Recém-libertada, Aung San Suu Kyi quer reconciliar o país. Fortalecido pelas eleições, o regime está vigilante

Citação atribuída a Aung San Suu Kyi WIKIQUOTE

Aclamada pelo povo da Birmânia, temida pelos ditadores que governam o país, admirada por todo o mundo — Aung San Suu Kyi está novamente em liberdade, após sete anos em prisão domiciliária. Impõe-se perceber o que simboliza hoje a Dama de Rangum: Terá ela a capacidade e as condições de Nelson Mandela para promover a reconciliação nacional? Ou será mais — à semelhança da paquistanesa Benazir Bhutto — uma filha do destino com a cabeça a prémio, como aconteceu com o pai, herói da independência birmanesa assassinado em 1947?

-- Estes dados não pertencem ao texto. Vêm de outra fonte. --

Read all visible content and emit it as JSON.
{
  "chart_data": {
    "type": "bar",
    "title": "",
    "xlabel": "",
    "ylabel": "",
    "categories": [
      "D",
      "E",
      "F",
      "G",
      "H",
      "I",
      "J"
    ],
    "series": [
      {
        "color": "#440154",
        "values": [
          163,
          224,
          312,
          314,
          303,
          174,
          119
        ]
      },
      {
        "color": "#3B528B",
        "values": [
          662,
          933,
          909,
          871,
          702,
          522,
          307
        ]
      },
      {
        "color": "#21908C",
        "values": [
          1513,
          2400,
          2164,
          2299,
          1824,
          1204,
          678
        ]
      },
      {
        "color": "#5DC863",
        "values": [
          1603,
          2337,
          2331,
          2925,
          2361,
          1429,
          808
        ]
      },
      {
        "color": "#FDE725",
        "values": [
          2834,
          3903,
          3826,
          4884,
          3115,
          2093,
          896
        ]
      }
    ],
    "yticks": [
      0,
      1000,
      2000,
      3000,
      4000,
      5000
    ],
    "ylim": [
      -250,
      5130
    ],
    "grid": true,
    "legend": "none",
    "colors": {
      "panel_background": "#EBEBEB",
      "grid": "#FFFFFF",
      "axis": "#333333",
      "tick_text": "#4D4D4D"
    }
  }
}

“Enquanto prisioneiros, Suu Kyi e Mandela têm semelhanças. Mas o enquadramento político é totalmente diferente. O Congresso Nacional Africano (ANC), de Mandela, e a Liga Nacional para a Democracia, de Suu Kyi, são partidos com abordagens diferentes. Quando foi libertada, ela disse que acreditava na abordagem não-violenta para alcançar uma reconciliação nacional. O ANC agiu de forma diferente”, comentou ao Expresso Kyaw Zwa Moe, editor do jornal “The Irrawaddy”, que cobre a atualidade noticiosa birmanesa a partir da Tailândia.

Quando a líder da oposição pró-democracia se assomou à multidão, há uma semana, aproveitou para levantar o véu sobre os seus planos futuros: “Vou trabalhar para a reconciliação nacional. Estou preparada para conversar com qualquer pessoa. Não guardo ressentimentos pessoais em relação a ninguém”.

O jornalista birmanês não acredita, porém, num encontro — cara a cara e a breve prazo —, entre a Nobel da Paz, de 65 anos, e a principal figura do regime, o general Than Shwe de 77 anos. “Ela vai tentar, mas não me parece que isso venha a acontecer. Os generais não querem falar com ninguém do movimento pró-democracia.”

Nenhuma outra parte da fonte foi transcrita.